Yes, that question still occupies a lot of ground in the brain, even at this late act in the film.
And there is never an answer. All OJs, and soon Emerald and the public know that this thing is hovering around them, responsible for all the scary things that have happened and will happen to them (the sky is raining blood on the house, for example), and now they have to somehow respond appropriately.
But they are black. So, unlike their white counterparts, they might not be as enthusiastic about investigating the situation. Hence why the titular word is spoken repeatedly throughout the film – such as the two distinct moments when OJ and Emerald first set eyes on the flying saucer. “No”, it’s time to go home.
Comedy in horror rarely works, but Peele has always had a knack for infusing a deadpan precisely when needed, like Wes Craven did in “Scream.”
That’s when “No” really comes to life. Its already gorgeous cinematography is elevated and the spooky action finally kicks into high gear. Not because Emerald and OJ decide to try to fight the thing or become its victims (well, that second part is moot, as they’re trapped and occupied by an inexplicable force in their own land).
Instead, these unlucky but scrappy horse wrestlers choose to monetize the whole thing by filming it, with the help of a technical employee (Brandon Perea) who works at Best Buy and a renowned cinematographer. (Michael Wincott). At this point, “No” isn’t strictly a UFO movie anymore.
Peele tries, very carefully, to reflect our constant need to be viral superstars, even in the face of imminent danger. And the peril is surely abundant.
But while the image of two black siblings trying to preserve their ranch and save each other in the process is electrifying to watch in this horror/Western world that Peele has created, you can’t help but wonder. ask about all the questions that put holes in an otherwise rewarding experience. For example, why does looking at the thing lead to a person’s death?
And why did he choose Otis Sr.? (There are other, more indulgent questions, but anything father-related is still relevant.)

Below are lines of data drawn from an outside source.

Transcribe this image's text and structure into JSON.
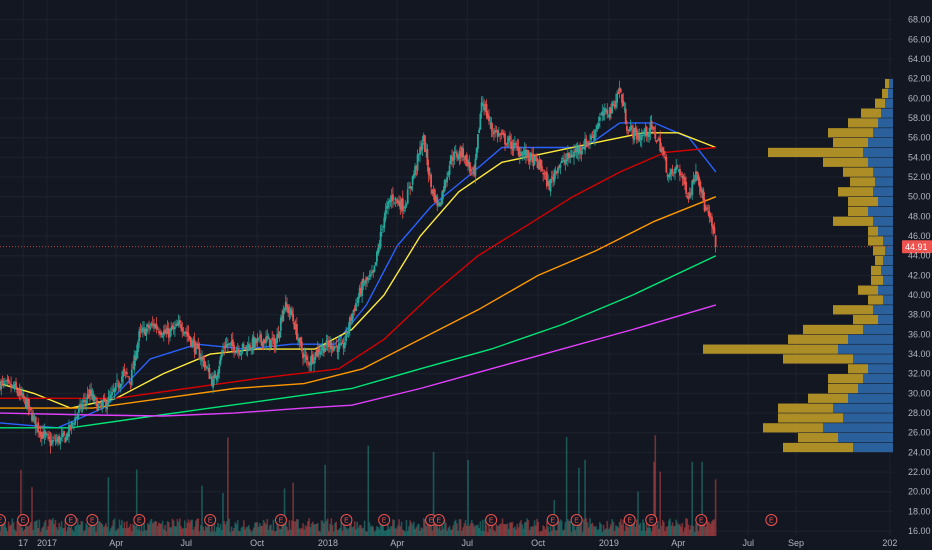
{
  "chart_data": {
    "type": "candlestick",
    "theme": {
      "background": "#131722",
      "grid": "#1e222d",
      "axis_text": "#b2b5be",
      "up": "#26a69a",
      "down": "#ef5350",
      "price_line": "#ef5350"
    },
    "y_axis": {
      "min": 15.5,
      "max": 70,
      "ticks": [
        "16.00",
        "18.00",
        "20.00",
        "22.00",
        "24.00",
        "26.00",
        "28.00",
        "30.00",
        "32.00",
        "34.00",
        "36.00",
        "38.00",
        "40.00",
        "42.00",
        "44.00",
        "46.00",
        "48.00",
        "50.00",
        "52.00",
        "54.00",
        "56.00",
        "58.00",
        "60.00",
        "62.00",
        "64.00",
        "66.00",
        "68.00"
      ]
    },
    "x_axis": {
      "start": "2016-11-01",
      "end": "2020-01-05",
      "ticks": [
        {
          "date": "2016-12-01",
          "label": "17"
        },
        {
          "date": "2017-01-01",
          "label": "2017"
        },
        {
          "date": "2017-04-01",
          "label": "Apr"
        },
        {
          "date": "2017-07-01",
          "label": "Jul"
        },
        {
          "date": "2017-10-01",
          "label": "Oct"
        },
        {
          "date": "2018-01-01",
          "label": "2018"
        },
        {
          "date": "2018-04-01",
          "label": "Apr"
        },
        {
          "date": "2018-07-01",
          "label": "Jul"
        },
        {
          "date": "2018-10-01",
          "label": "Oct"
        },
        {
          "date": "2019-01-01",
          "label": "2019"
        },
        {
          "date": "2019-04-01",
          "label": "Apr"
        },
        {
          "date": "2019-07-01",
          "label": "Jul"
        },
        {
          "date": "2019-09-01",
          "label": "Sep"
        },
        {
          "date": "2020-01-01",
          "label": "202"
        }
      ]
    },
    "last_price": {
      "value": 44.91,
      "label": "44.91"
    },
    "price_path": [
      [
        "2016-11-01",
        31
      ],
      [
        "2016-11-20",
        30.5
      ],
      [
        "2016-12-05",
        29
      ],
      [
        "2016-12-20",
        26.5
      ],
      [
        "2017-01-05",
        25
      ],
      [
        "2017-01-25",
        25.5
      ],
      [
        "2017-02-10",
        28
      ],
      [
        "2017-02-25",
        30
      ],
      [
        "2017-03-10",
        28.5
      ],
      [
        "2017-03-25",
        29.5
      ],
      [
        "2017-04-10",
        32
      ],
      [
        "2017-04-20",
        31.5
      ],
      [
        "2017-05-01",
        36
      ],
      [
        "2017-05-20",
        37
      ],
      [
        "2017-06-05",
        36
      ],
      [
        "2017-06-25",
        37
      ],
      [
        "2017-07-10",
        35
      ],
      [
        "2017-07-25",
        33
      ],
      [
        "2017-08-05",
        31
      ],
      [
        "2017-08-20",
        35
      ],
      [
        "2017-09-10",
        34.5
      ],
      [
        "2017-09-25",
        35
      ],
      [
        "2017-10-10",
        35.5
      ],
      [
        "2017-10-25",
        35
      ],
      [
        "2017-11-05",
        39
      ],
      [
        "2017-11-15",
        38
      ],
      [
        "2017-11-25",
        35
      ],
      [
        "2017-12-05",
        33
      ],
      [
        "2017-12-20",
        34.5
      ],
      [
        "2018-01-05",
        35
      ],
      [
        "2018-01-20",
        34.5
      ],
      [
        "2018-02-01",
        38
      ],
      [
        "2018-02-15",
        41
      ],
      [
        "2018-03-01",
        42
      ],
      [
        "2018-03-15",
        48
      ],
      [
        "2018-03-25",
        50
      ],
      [
        "2018-04-10",
        49
      ],
      [
        "2018-04-25",
        53
      ],
      [
        "2018-05-05",
        56
      ],
      [
        "2018-05-15",
        51
      ],
      [
        "2018-05-25",
        49
      ],
      [
        "2018-06-10",
        54
      ],
      [
        "2018-06-25",
        54.5
      ],
      [
        "2018-07-10",
        52
      ],
      [
        "2018-07-20",
        60
      ],
      [
        "2018-08-01",
        57
      ],
      [
        "2018-08-15",
        56
      ],
      [
        "2018-09-01",
        55
      ],
      [
        "2018-09-20",
        54
      ],
      [
        "2018-10-05",
        53
      ],
      [
        "2018-10-15",
        51
      ],
      [
        "2018-10-25",
        53
      ],
      [
        "2018-11-10",
        54
      ],
      [
        "2018-11-25",
        55
      ],
      [
        "2018-12-10",
        56
      ],
      [
        "2018-12-20",
        58
      ],
      [
        "2019-01-05",
        59
      ],
      [
        "2019-01-15",
        61
      ],
      [
        "2019-01-25",
        57
      ],
      [
        "2019-02-10",
        56
      ],
      [
        "2019-02-25",
        57
      ],
      [
        "2019-03-10",
        55
      ],
      [
        "2019-03-20",
        52
      ],
      [
        "2019-04-01",
        53
      ],
      [
        "2019-04-15",
        50
      ],
      [
        "2019-04-25",
        53
      ],
      [
        "2019-05-05",
        49
      ],
      [
        "2019-05-15",
        47
      ],
      [
        "2019-05-20",
        44.91
      ]
    ],
    "moving_averages": [
      {
        "color": "#2962ff",
        "points": [
          [
            "2016-11-01",
            27
          ],
          [
            "2017-01-15",
            26.5
          ],
          [
            "2017-03-15",
            28.5
          ],
          [
            "2017-05-15",
            33.5
          ],
          [
            "2017-07-15",
            35
          ],
          [
            "2017-09-15",
            34.5
          ],
          [
            "2017-11-15",
            35
          ],
          [
            "2018-01-10",
            35
          ],
          [
            "2018-02-20",
            39
          ],
          [
            "2018-04-01",
            45
          ],
          [
            "2018-05-15",
            49
          ],
          [
            "2018-07-01",
            52
          ],
          [
            "2018-08-15",
            55
          ],
          [
            "2018-10-01",
            55
          ],
          [
            "2018-12-01",
            55
          ],
          [
            "2019-01-15",
            57.5
          ],
          [
            "2019-03-01",
            57.5
          ],
          [
            "2019-04-15",
            56
          ],
          [
            "2019-05-20",
            52.5
          ]
        ]
      },
      {
        "color": "#ffeb3b",
        "points": [
          [
            "2016-11-01",
            31
          ],
          [
            "2016-12-15",
            30
          ],
          [
            "2017-02-01",
            28.5
          ],
          [
            "2017-04-01",
            29.5
          ],
          [
            "2017-06-01",
            32
          ],
          [
            "2017-08-01",
            34
          ],
          [
            "2017-10-01",
            34.5
          ],
          [
            "2017-12-15",
            34.5
          ],
          [
            "2018-02-01",
            36.5
          ],
          [
            "2018-03-15",
            40
          ],
          [
            "2018-05-01",
            46
          ],
          [
            "2018-06-20",
            50.5
          ],
          [
            "2018-08-15",
            53.5
          ],
          [
            "2018-10-15",
            54.5
          ],
          [
            "2018-12-15",
            55.5
          ],
          [
            "2019-02-15",
            56.5
          ],
          [
            "2019-04-01",
            56.5
          ],
          [
            "2019-05-20",
            55
          ]
        ]
      },
      {
        "color": "#d50000",
        "points": [
          [
            "2016-11-01",
            29.5
          ],
          [
            "2017-01-15",
            29.5
          ],
          [
            "2017-04-01",
            29.5
          ],
          [
            "2017-07-01",
            30.5
          ],
          [
            "2017-10-01",
            31.5
          ],
          [
            "2018-01-15",
            32.5
          ],
          [
            "2018-03-15",
            35.5
          ],
          [
            "2018-05-15",
            40
          ],
          [
            "2018-07-15",
            44
          ],
          [
            "2018-09-15",
            47
          ],
          [
            "2018-11-15",
            50
          ],
          [
            "2019-01-15",
            52.5
          ],
          [
            "2019-03-15",
            54.5
          ],
          [
            "2019-05-20",
            55
          ]
        ]
      },
      {
        "color": "#ff9800",
        "points": [
          [
            "2016-11-01",
            28.5
          ],
          [
            "2017-03-01",
            28.5
          ],
          [
            "2017-06-01",
            29.5
          ],
          [
            "2017-09-01",
            30.5
          ],
          [
            "2017-12-01",
            31
          ],
          [
            "2018-02-15",
            32.5
          ],
          [
            "2018-05-01",
            35.5
          ],
          [
            "2018-07-15",
            38.5
          ],
          [
            "2018-10-01",
            42
          ],
          [
            "2018-12-15",
            44.5
          ],
          [
            "2019-03-01",
            47.5
          ],
          [
            "2019-05-20",
            50
          ]
        ]
      },
      {
        "color": "#00e676",
        "points": [
          [
            "2016-11-01",
            26.5
          ],
          [
            "2017-02-01",
            26.5
          ],
          [
            "2017-05-01",
            27.5
          ],
          [
            "2017-08-01",
            28.5
          ],
          [
            "2017-11-01",
            29.5
          ],
          [
            "2018-02-01",
            30.5
          ],
          [
            "2018-05-01",
            32.5
          ],
          [
            "2018-08-01",
            34.5
          ],
          [
            "2018-11-01",
            37
          ],
          [
            "2019-02-01",
            40
          ],
          [
            "2019-05-20",
            44
          ]
        ]
      },
      {
        "color": "#e040fb",
        "points": [
          [
            "2016-11-01",
            28
          ],
          [
            "2017-03-01",
            27.8
          ],
          [
            "2017-06-01",
            27.7
          ],
          [
            "2017-09-01",
            28
          ],
          [
            "2017-12-01",
            28.5
          ],
          [
            "2018-02-01",
            28.8
          ],
          [
            "2018-05-01",
            30.5
          ],
          [
            "2018-08-01",
            32.5
          ],
          [
            "2018-11-01",
            34.5
          ],
          [
            "2019-02-01",
            36.5
          ],
          [
            "2019-05-20",
            39
          ]
        ]
      }
    ],
    "earnings_dates": [
      "2016-11-01",
      "2016-12-01",
      "2017-02-01",
      "2017-03-01",
      "2017-05-01",
      "2017-08-01",
      "2017-11-01",
      "2018-01-25",
      "2018-03-15",
      "2018-05-15",
      "2018-05-25",
      "2018-08-01",
      "2018-10-20",
      "2018-11-20",
      "2019-01-28",
      "2019-02-25",
      "2019-05-01",
      "2019-07-31"
    ],
    "earnings_label": "E",
    "volume_profile": {
      "up_color": "#2f6fb3",
      "down_color": "#c9a227",
      "rows": [
        {
          "price": 24.5,
          "up": 40,
          "down": 70
        },
        {
          "price": 25.5,
          "up": 55,
          "down": 40
        },
        {
          "price": 26.5,
          "up": 70,
          "down": 60
        },
        {
          "price": 27.5,
          "up": 50,
          "down": 65
        },
        {
          "price": 28.5,
          "up": 60,
          "down": 55
        },
        {
          "price": 29.5,
          "up": 45,
          "down": 40
        },
        {
          "price": 30.5,
          "up": 35,
          "down": 30
        },
        {
          "price": 31.5,
          "up": 30,
          "down": 35
        },
        {
          "price": 32.5,
          "up": 25,
          "down": 20
        },
        {
          "price": 33.5,
          "up": 40,
          "down": 70
        },
        {
          "price": 34.5,
          "up": 55,
          "down": 135
        },
        {
          "price": 35.5,
          "up": 45,
          "down": 60
        },
        {
          "price": 36.5,
          "up": 30,
          "down": 60
        },
        {
          "price": 37.5,
          "up": 15,
          "down": 25
        },
        {
          "price": 38.5,
          "up": 20,
          "down": 40
        },
        {
          "price": 39.5,
          "up": 10,
          "down": 15
        },
        {
          "price": 40.5,
          "up": 15,
          "down": 20
        },
        {
          "price": 41.5,
          "up": 10,
          "down": 12
        },
        {
          "price": 42.5,
          "up": 12,
          "down": 10
        },
        {
          "price": 43.5,
          "up": 10,
          "down": 8
        },
        {
          "price": 44.5,
          "up": 8,
          "down": 12
        },
        {
          "price": 45.5,
          "up": 10,
          "down": 15
        },
        {
          "price": 46.5,
          "up": 15,
          "down": 10
        },
        {
          "price": 47.5,
          "up": 20,
          "down": 40
        },
        {
          "price": 48.5,
          "up": 25,
          "down": 20
        },
        {
          "price": 49.5,
          "up": 15,
          "down": 30
        },
        {
          "price": 50.5,
          "up": 20,
          "down": 35
        },
        {
          "price": 51.5,
          "up": 18,
          "down": 25
        },
        {
          "price": 52.5,
          "up": 20,
          "down": 30
        },
        {
          "price": 53.5,
          "up": 25,
          "down": 45
        },
        {
          "price": 54.5,
          "up": 30,
          "down": 95
        },
        {
          "price": 55.5,
          "up": 25,
          "down": 35
        },
        {
          "price": 56.5,
          "up": 20,
          "down": 45
        },
        {
          "price": 57.5,
          "up": 15,
          "down": 30
        },
        {
          "price": 58.5,
          "up": 12,
          "down": 20
        },
        {
          "price": 59.5,
          "up": 8,
          "down": 10
        },
        {
          "price": 60.5,
          "up": 5,
          "down": 6
        },
        {
          "price": 61.5,
          "up": 4,
          "down": 4
        }
      ]
    }
  }
}
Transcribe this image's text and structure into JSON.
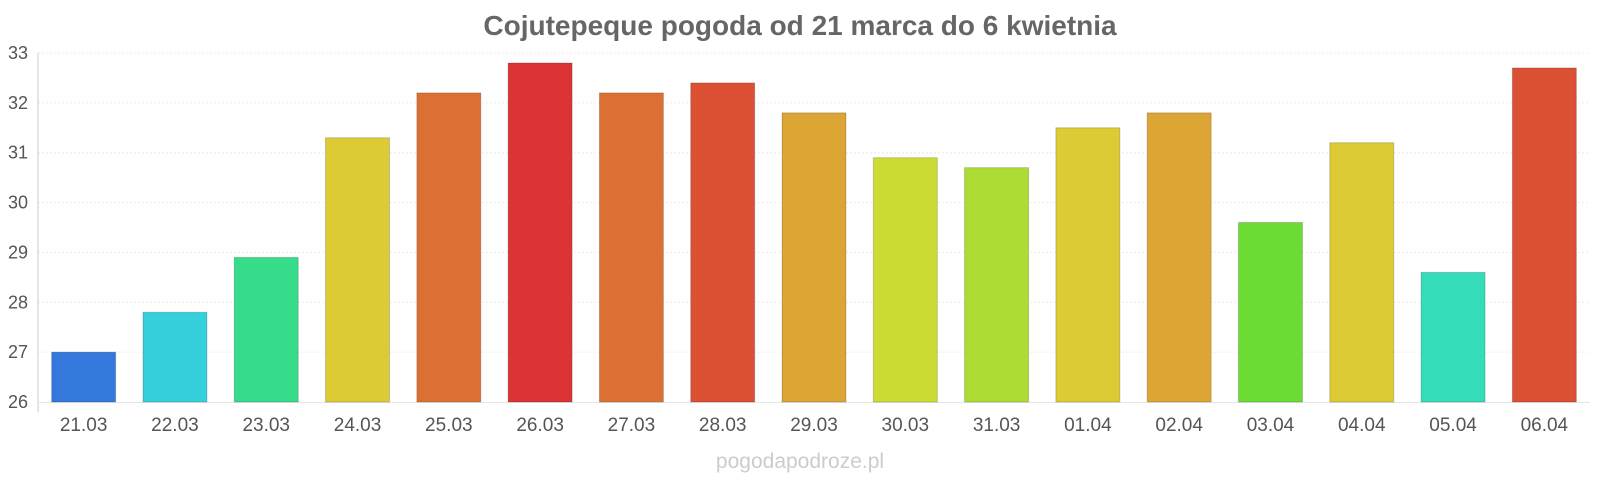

Peele has then lots of interesting insights drawn from, presumably, life experiences as well as things he reflects on and clearly wants us to reflect on in this world of heightened horror as well. And while these grand ideas, theories, and subversive images echo a long history of frightening and delicious wonder, they don’t always support the story.
So, going back to Peele’s earlier statement to GQ: It’s not that the public is asking him to do anything other than make a movie. It’s that these films are already doing something that goes beyond that. It’s up to him to connect those dots and make them as interesting and provocative as they already are.
“No,” even with so much to love about it, doesn’t quite do it.